Mechanisms and prevention of trifluoroacetylation in solid-phase peptide synthesis

Abstract

A novel mechanism for trifluoroacetylation in solid-phase peptide synthesis, independent of the coupling step, has been elucidated. It involves the presence of trifluoroacetoxymethyl groups on the resin support, which react with resin-bound amines by an intersite nucleophilic reaction. The trifluoroacetoxymethyl groups are generated from preexisting hydroxymethyl sites during treatment with trifluoroacetic acid in dichloromethane or by acidolysis of the benzyl ester bond between the peptide and the resin. The transfer of trifluoroacetyl from hydroxyl to amine occurs during the subsequent neutralization with tertiary amine. The mechanism was first elucidated by model studies with aminomethyl-resins. Then the expected transfer of trifluoroacetyl groups from trifluoroacetoxymethyl-resin to the alpha-amino group of N(epsilon)-benzyloxycarbonyllysine benzyl ester in solution was demonstrated; k(2), 6 x 10(-4) M(-1). Lysine-resins were used to examine the extent of trifluoroacetylation under the conditions of solid-phase peptide synthesis. After a series of acid/base cycles simulating synthetic conditions but without coupling, the poorly nucleophilic alpha-amino group was approximately 1-2% trifluoroacetylated per cycle when attached to resins already containing hydroxymethyl groups.

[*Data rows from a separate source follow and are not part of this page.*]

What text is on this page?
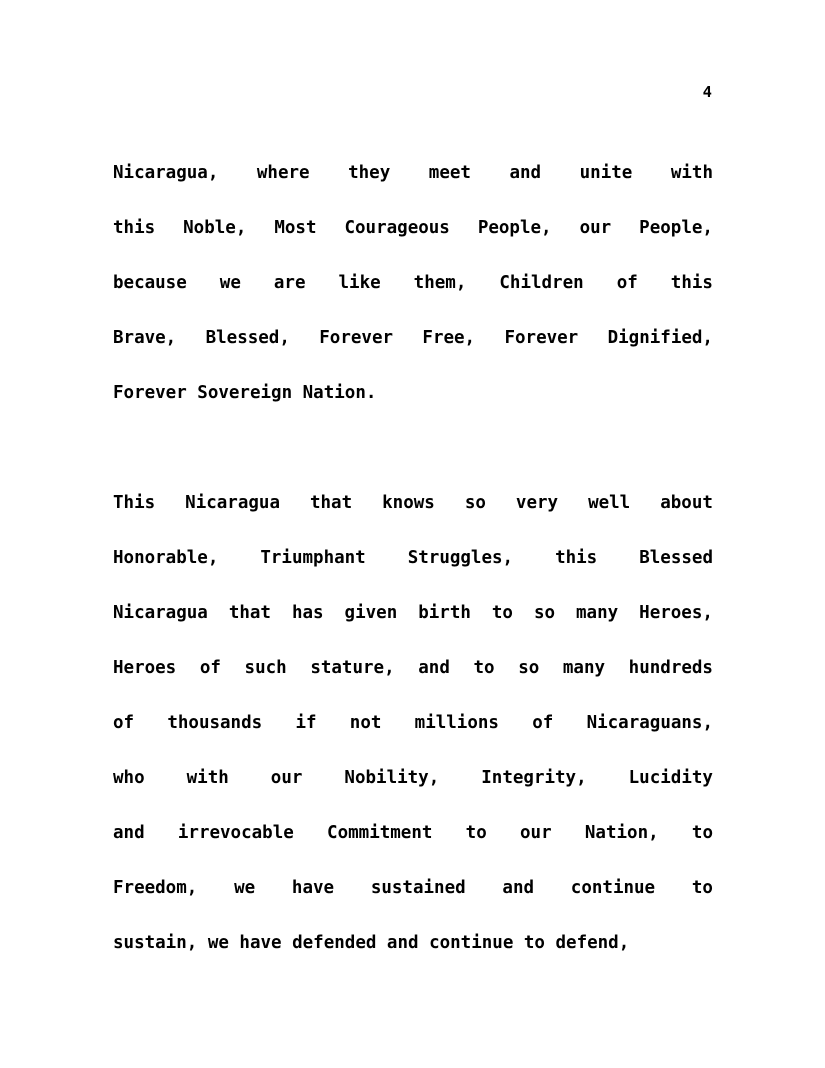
4
Nicaragua, where they meet and unite with
this Noble, Most Courageous People, our People,
because we are like them, Children of this
Brave, Blessed, Forever Free, Forever Dignified,
Forever Sovereign Nation.
This Nicaragua that knows so very well about
Honorable, Triumphant Struggles, this Blessed
Nicaragua that has given birth to so many Heroes,
Heroes of such stature, and to so many hundreds
of thousands if not millions of Nicaraguans,
who with our Nobility, Integrity, Lucidity
and irrevocable Commitment to our Nation, to
Freedom, we have sustained and continue to
sustain, we have defended and continue to defend,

Standard benzyl ester resins without preexisting hydroxymethyl groups gave comparable levels of trifluoroacetylation after the first few synthetic cycles because of gradual acid cleavage of the ester and accumulation of trifluoroacetoxymethyl sites. Peptide chain termination resulting from trifluoroacetylation by this mechanism could be prevented (<0.02% per cycle) by the use of the aminoacyl-4-(oxymethyl)-phenylacetamidomethyl-resin support, which can be synthesized free from extraneous functionalities and which is stable to trifluoroacetic acid under the conditions of solid-phase peptide synthesis.